There’s a pretty good argument why baseball is one of American’s many favorite pastimes. It could be because of its humble beginnings in our backyards, the excitement of the seventh inning stretch, or even the body hugging uniforms. But honestly, what’s not to love? Balls, men and team showers. With paralleling references like that, it’s no wonder that sex is usually described in baseball terms.
I’m pretty sure I know where “first base” begins and what’s considered a “home run,” but what falls in between varies on each of our own moral compasses, including oral sex. And just like the game, a good game plan can make all the difference–especially to your health.
The risk of contracting sexually transmitted diseases (STD) orally varies depending on the disease itself. The most common oral STDs include herpes, gonorrhea, syphilis, chlamydia, and HPV. The rate of contracting HIV orally is debated among experts; however, most conclude that the risks are low. Health conditions of both “players” are key factors. Open sores, compromised immune systems and viral load are all contributing factors.
Interesting enough, we have some naturally built-in defense systems to help protect us from transmitting and contracting diseases orally. Large sugar-protein molecules in saliva (glycoprotein) help prevent diseases from being transmitted. Our mouth also has a protective (yet fragile) membrane that safeguards us. In addition, gastric acids in our stomach kill most bacteria and viruses. Again however, a person’s health condition is a contributing factor, including such diseases as oral, throat and stomach ulcers. Now, when was the last time you checked for that?

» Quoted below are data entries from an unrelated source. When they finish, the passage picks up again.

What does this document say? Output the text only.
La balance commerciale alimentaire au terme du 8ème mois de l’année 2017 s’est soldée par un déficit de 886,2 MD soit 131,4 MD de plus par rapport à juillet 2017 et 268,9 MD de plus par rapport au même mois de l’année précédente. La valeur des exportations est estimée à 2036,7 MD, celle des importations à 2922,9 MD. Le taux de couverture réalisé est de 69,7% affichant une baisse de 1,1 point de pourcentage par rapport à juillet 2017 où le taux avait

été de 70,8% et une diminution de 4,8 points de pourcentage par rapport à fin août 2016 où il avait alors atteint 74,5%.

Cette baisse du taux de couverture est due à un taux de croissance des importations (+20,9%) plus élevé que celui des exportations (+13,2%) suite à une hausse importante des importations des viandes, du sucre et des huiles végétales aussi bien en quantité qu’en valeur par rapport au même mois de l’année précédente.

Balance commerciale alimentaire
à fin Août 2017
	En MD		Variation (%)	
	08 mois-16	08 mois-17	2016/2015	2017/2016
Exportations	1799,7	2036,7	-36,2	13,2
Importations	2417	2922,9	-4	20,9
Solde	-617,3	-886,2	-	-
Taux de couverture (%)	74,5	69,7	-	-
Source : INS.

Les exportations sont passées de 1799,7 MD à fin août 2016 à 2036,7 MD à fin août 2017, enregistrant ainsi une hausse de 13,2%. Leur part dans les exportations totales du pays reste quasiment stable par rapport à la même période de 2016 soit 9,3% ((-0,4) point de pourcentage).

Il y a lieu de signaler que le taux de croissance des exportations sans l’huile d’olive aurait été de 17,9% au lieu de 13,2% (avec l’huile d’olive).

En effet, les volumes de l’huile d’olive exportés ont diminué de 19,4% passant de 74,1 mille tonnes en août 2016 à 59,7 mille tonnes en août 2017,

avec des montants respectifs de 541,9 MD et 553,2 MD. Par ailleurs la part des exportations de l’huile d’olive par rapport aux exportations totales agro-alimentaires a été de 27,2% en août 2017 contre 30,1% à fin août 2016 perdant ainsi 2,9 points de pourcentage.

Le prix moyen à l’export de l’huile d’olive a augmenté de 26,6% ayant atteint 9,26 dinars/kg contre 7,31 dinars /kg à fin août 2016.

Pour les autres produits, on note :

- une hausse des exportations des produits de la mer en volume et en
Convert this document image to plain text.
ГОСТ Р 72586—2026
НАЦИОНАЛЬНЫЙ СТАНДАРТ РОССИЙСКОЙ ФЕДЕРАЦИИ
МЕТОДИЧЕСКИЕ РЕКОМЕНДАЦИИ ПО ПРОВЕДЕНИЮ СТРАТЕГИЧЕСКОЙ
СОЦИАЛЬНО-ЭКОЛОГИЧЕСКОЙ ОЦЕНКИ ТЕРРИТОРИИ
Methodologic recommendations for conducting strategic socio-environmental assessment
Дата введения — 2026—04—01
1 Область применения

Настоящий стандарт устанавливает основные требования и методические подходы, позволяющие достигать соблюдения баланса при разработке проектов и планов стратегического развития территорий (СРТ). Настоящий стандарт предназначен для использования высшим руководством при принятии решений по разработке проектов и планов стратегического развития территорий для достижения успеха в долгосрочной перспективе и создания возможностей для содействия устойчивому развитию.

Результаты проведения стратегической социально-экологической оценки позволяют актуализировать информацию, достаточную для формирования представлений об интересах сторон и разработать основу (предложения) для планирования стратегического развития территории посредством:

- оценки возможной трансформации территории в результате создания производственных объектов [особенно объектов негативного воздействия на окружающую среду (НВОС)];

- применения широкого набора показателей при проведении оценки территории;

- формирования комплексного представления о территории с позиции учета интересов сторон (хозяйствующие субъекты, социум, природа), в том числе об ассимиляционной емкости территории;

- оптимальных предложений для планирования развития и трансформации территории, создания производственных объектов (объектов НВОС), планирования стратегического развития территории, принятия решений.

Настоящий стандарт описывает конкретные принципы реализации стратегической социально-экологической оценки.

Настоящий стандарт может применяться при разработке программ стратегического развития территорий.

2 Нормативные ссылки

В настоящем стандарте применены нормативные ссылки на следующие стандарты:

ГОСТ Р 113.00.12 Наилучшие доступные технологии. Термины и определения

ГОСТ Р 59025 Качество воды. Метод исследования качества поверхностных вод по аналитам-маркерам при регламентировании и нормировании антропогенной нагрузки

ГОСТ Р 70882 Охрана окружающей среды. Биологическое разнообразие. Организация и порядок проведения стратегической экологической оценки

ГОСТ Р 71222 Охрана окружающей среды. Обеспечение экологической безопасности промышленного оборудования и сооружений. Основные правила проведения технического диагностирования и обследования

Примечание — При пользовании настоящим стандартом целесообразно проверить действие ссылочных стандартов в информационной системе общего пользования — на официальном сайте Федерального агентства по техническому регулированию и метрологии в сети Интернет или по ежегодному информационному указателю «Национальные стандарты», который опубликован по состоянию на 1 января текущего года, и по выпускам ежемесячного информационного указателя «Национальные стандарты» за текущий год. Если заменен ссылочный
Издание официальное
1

That being said, there are risk-reducing precautions one can keep in mind. Of course there’s good ‘ole abstinence (at least long enough to get to know your partner), followed by testing. “Suiting up” for the “big game” is another option; this includes using a barrier method, such as a condom. Some complain of a lack of sensation, and others of the taste. However, condoms come in an assortment of textures and flavors for just those reasons. For our extreme, more trusting (or daring) players, who choose to go at it commando (unprotected), you can reduce your risk by limiting your exposure to bodily fluids (such as semen).
The longer you’re exposed, the greater your risk. One option is to move the “finish line.” Preferably somewhere where fluids are less likely to enter your bloodstream. However, you still run the risk of exposure with “pre-game” anticipation. Lastly, in the conventional wisdom and words of Stanford University, “swallow or spit, just don’t let it sit.” No matter how you play it, it’s cle ar you need
a solid game plan ahead of time. This can make the difference between a perfect season and overtime at your doctor’s office.